NOAA is forecasting / predicting ENSO neutral for winter 2019 / 2020. This will be the single most important factor when it comes to snowfall across North America this winter season. Major snowfalls and historic weather events, including Atmospheric River events, are often driven by El Niño-Southern Oscillation (ENSO). So what is El Niño-Southern Oscillation (ENSO)?
Note: Most of the information in this article is courtesy of climate.gov.
El Niño: A warming of the ocean surface, or above-average sea surface temperatures (SST), in the central and eastern tropical Pacific Ocean. Over Indonesia, rainfall tends to become reduced while rainfall increases over the central and eastern tropical Pacific Ocean. The low-level surface winds, which normally blow from east to west along the equator (“easterly winds”), instead of weaken or, in some cases, start blowing the other direction (from west to east or “westerly winds”). In general, the warmer the ocean temperature anomalies, the stronger the El Niño (and vice-versa).

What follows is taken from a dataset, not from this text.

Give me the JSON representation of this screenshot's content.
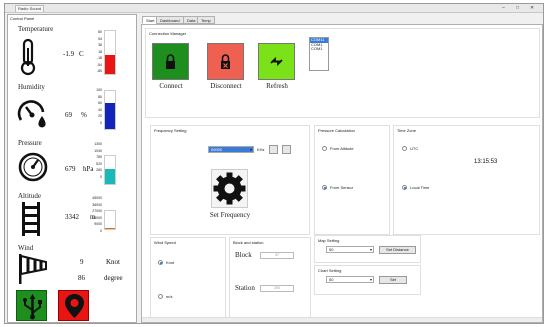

La Niña: A cooling of the ocean surface, or below-average sea surface temperatures (SST), in the central and eastern tropical Pacific Ocean. Over Indonesia, rainfall tends to increase while rainfall decreases over the central and eastern tropical Pacific Ocean. The normal easterly winds along the equator become even stronger. In general, the cooler the ocean temperature anomalies, the stronger the La Niña (and vice-versa).
Neutral: Neither El Niño or La Niña. Often tropical Pacific SSTs are generally close to average. However, there are some instances when the ocean can look like it is in an El Niño or La Niña state, but the atmosphere is not playing along (or vice versa).
Typical winter impacts associated with ENSO neutral events. Colder probabilities are favored across north-central and northeast portions of the US, due to a polar jet stream shifted further south. Meanwhile, warmer probabilities are favored across the southern US, with above-normal precipitation favored across portions of the southeast US. Image courtesy of Ray Wolf, National Weather Service.
Typical late fall through early spring upper level jet stream positions associated with moderate to strong La Niña (left) and El Niño (right) events. During La Niña, a variable Pacific jet stream in association with a polar jet stream shifted further south favors below normal precipitation across the southern US, with below normal temperatures across the northern US. During El Niño, a strong and amplified Pacific jet stream extending across the southern US in association with a polar jet stream shifted further north into Canada favors above normal precipitation across the southern US, and above normal temperatures over the northern US. Based on original graphics from NOAA’s Climate Prediction Center.